|Reviews for Forgotten Promises|
| yourstruly901 1/10/13 . chapter 4
Love the new chapter! But seriously, NOTHING HAPPENED! Grrrr... Well just keep on doing what you do so I don't get too mad! :P
| contrary 1/3/13 . chapter 4
Really good, again... The fainting bit has been improved, so thanks for that. Just one thing; you make it seem like its some big thing- 'just before i had to turn around to order' wow he had to turn around to order! What an amazing thing... You might want to change that a bit.
| contrary 12/21/12 . chapter 3
Good, but i didnt like the fainting.
1) its not in her character
2) it makes her seem weak and girly, as opposed to her being boyish by not wearing tight clothing, as above, this contrasts with our mental build up of the character
3) come on, she cant be THAT much of a drama queen
So remove the fainting! Just do, 'i gasped in shock as memores flooded my mind' or sumthing. Then this chapter will b amazing (btw
| SwagOnNiall 12/22/12 . chapter 3
Awww hahaha Rose's friends are so funny :D Ohh btw I'm from Canada as well and Tim Horton's is the best D: Please update the next chapter fast. Can't wait
| SwagOnNiall 12/22/12 . chapter 2
Awww I felt so sorry for Rosemary :'( Who is the new dude I wonder? Does he have anything to do with AJ?
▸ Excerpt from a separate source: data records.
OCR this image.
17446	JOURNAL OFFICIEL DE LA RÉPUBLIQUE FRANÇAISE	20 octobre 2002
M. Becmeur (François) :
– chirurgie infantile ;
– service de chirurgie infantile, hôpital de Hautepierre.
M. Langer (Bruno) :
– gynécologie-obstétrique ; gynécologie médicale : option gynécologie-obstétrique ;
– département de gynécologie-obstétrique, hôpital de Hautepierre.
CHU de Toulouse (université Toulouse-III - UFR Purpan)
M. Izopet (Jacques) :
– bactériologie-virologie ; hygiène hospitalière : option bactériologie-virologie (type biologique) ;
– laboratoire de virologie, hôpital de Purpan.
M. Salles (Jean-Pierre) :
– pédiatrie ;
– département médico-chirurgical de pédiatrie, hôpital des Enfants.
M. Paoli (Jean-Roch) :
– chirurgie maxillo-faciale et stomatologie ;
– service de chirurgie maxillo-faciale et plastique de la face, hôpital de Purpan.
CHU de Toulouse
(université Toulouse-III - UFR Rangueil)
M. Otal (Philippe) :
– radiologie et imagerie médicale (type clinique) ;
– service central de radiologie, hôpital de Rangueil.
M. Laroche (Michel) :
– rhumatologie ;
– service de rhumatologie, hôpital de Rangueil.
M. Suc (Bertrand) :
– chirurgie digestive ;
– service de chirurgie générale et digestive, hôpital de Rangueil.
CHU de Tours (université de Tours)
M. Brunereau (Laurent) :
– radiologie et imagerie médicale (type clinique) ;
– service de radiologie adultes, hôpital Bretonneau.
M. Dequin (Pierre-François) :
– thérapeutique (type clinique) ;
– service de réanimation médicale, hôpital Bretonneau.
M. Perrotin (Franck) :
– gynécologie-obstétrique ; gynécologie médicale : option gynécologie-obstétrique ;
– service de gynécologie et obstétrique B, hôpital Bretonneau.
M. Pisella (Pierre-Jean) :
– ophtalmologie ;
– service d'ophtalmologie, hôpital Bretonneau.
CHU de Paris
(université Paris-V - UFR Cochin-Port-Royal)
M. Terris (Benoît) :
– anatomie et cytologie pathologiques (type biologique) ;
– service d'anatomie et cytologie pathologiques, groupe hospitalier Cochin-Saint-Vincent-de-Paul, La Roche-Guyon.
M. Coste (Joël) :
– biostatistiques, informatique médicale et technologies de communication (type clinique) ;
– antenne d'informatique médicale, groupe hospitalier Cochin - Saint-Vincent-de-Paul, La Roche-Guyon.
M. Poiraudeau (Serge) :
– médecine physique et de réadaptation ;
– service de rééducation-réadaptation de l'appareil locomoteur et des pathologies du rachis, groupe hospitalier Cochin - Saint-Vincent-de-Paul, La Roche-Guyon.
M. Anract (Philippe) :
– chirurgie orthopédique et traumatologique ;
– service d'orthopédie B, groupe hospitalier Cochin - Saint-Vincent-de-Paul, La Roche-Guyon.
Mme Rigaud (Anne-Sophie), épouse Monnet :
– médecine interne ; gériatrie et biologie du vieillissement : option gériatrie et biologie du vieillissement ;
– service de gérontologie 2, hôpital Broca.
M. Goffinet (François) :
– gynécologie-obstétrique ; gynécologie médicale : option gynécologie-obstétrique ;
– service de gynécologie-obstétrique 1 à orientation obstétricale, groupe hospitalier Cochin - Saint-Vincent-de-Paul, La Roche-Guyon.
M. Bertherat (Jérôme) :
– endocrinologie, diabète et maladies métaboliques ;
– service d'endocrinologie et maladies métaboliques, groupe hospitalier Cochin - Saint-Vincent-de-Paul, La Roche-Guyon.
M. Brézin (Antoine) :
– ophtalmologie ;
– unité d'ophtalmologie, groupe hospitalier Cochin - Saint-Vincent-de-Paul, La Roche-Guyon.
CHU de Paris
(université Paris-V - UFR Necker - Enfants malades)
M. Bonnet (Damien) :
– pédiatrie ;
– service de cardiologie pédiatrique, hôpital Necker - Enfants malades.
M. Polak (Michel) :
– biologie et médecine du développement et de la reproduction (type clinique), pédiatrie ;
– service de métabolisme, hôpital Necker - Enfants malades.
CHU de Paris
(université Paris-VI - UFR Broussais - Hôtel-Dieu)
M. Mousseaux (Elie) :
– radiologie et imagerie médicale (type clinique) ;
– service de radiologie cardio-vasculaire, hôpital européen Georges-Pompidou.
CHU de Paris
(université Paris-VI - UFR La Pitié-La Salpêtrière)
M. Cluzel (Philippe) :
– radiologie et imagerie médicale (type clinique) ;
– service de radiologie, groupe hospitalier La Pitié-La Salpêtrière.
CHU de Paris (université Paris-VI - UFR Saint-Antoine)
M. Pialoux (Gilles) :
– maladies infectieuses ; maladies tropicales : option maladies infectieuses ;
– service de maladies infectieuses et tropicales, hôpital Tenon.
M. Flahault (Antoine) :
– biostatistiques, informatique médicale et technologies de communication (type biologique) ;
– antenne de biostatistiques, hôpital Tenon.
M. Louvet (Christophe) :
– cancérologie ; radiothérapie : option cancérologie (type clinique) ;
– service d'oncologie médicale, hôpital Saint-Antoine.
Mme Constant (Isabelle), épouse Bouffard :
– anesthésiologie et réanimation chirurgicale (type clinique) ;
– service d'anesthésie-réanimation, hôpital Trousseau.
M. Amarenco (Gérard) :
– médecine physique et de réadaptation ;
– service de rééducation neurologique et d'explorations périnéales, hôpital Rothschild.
| SwagOnNiall 12/22/12 . chapter 1
Awww what a cute beginning :) I love all of your characters already. Hope the next chapter is when they meet again :D
| yourstruly901 12/22/12 . chapter 3
I LOVE your story! Please update soon! It has a really good plot so far!
P.S. Toronto? Cool!
| Guest 12/15/12 . chapter 2
aww poor Rosemary!
| The Phoenix Girl 12/15/12 . chapter 3
What? NO! you can't end the chapter here! pleeaaase update soon! I NEED to know what will happen next!
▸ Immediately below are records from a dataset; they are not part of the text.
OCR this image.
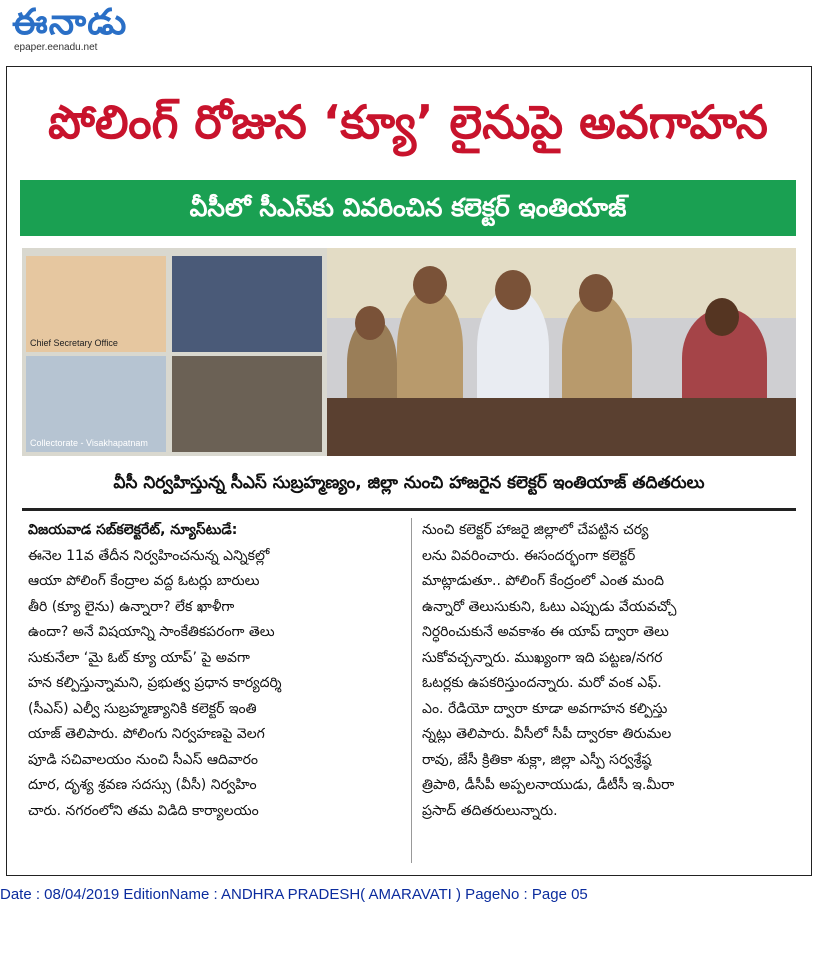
ఈనాడు
epaper.eenadu.net
పోలింగ్ రోజున ‘క్యూ’ లైనుపై అవగాహన
వీసీలో సీఎస్‌కు వివరించిన కలెక్టర్ ఇంతియాజ్
Chief Secretary Office
Collectorate - Visakhapatnam
వీసీ నిర్వహిస్తున్న సీఎస్ సుబ్రహ్మణ్యం, జిల్లా నుంచి హాజరైన కలెక్టర్ ఇంతియాజ్ తదితరులు
విజయవాడ సబ్‌కలెక్టరేట్, న్యూస్‌టుడే:
ఈనెల 11వ తేదీన నిర్వహించనున్న ఎన్నికల్లో
ఆయా పోలింగ్ కేంద్రాల వద్ద ఓటర్లు బారులు
తీరి (క్యూ లైను) ఉన్నారా? లేక ఖాళీగా
ఉందా? అనే విషయాన్ని సాంకేతికపరంగా తెలు
సుకునేలా ‘మై ఓట్ క్యూ యాప్’ పై అవగా
హన కల్పిస్తున్నామని, ప్రభుత్వ ప్రధాన కార్యదర్శి
(సీఎస్) ఎల్వీ సుబ్రహ్మణ్యానికి కలెక్టర్ ఇంతి
యాజ్ తెలిపారు. పోలింగు నిర్వహణపై వెలగ
పూడి సచివాలయం నుంచి సీఎస్ ఆదివారం
దూర, దృశ్య శ్రవణ సదస్సు (వీసీ) నిర్వహిం
చారు. నగరంలోని తమ విడిది కార్యాలయం
నుంచి కలెక్టర్ హాజరై జిల్లాలో చేపట్టిన చర్య
లను వివరించారు. ఈసందర్భంగా కలెక్టర్
మాట్లాడుతూ.. పోలింగ్ కేంద్రంలో ఎంత మంది
ఉన్నారో తెలుసుకుని, ఓటు ఎప్పుడు వేయవచ్చో
నిర్ధరించుకునే అవకాశం ఈ యాప్ ద్వారా తెలు
సుకోవచ్చన్నారు. ముఖ్యంగా ఇది పట్టణ/నగర
ఓటర్లకు ఉపకరిస్తుందన్నారు. మరో వంక ఎఫ్.
ఎం. రేడియో ద్వారా కూడా అవగాహన కల్పిస్తు
న్నట్లు తెలిపారు. వీసీలో సీపీ ద్వారకా తిరుమల
రావు, జేసీ క్రితికా శుక్లా, జిల్లా ఎస్పీ సర్వశ్రేష్ఠ
త్రిపాఠి, డీసీపీ అప్పలనాయుడు, డీటీసీ ఇ.మీరా
ప్రసాద్ తదితరులున్నారు.
Date : 08/04/2019 EditionName : ANDHRA PRADESH( AMARAVATI ) PageNo : Page 05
great updates! keep up the good work :)
| terrace 12/12/12 . chapter 3
Is it him? Is it him? I bet its him. Its him.
| Guest 12/5/12 . chapter 2
Omg I'm in love with this!
| myheart4you 11/14/12 . chapter 1
Okay, this is adorable. Yes, you should continue.
I have a few corrections that can make it even better though!
You didn't add enough commas. When you are writing, read a sentence. If it sounds like it has a pause, add a comma. (Like I've been doing in this review. Pay attention to where I put commas)
Make sure you add question marks when there is a question.
Stay in one tense. It's easy to do, but you kept switching from past to present tense, even in one sentence.
Other than that, this was adorable and I really want to know what happens next.
| The Phoenix Girl 4/30/12 . chapter 1
This story is so sweet and A.J and Rose's friendship is so cute :) too bad he had to leave :(
| InLoveWithSongs 10/26/11 . chapter 1
I lIkEd the introduction :DIn the next chapter is that when they meet again or is it one showing how he broke his promise(just guessing)?I can't wait to see what it's like and how they both handle meeting again :D
| ilovechickensandcows 8/18/11 . chapter 2
good beginning though i feel like somethings missing, don't know what though :P... i'm really curious how this story will turn out. please update!]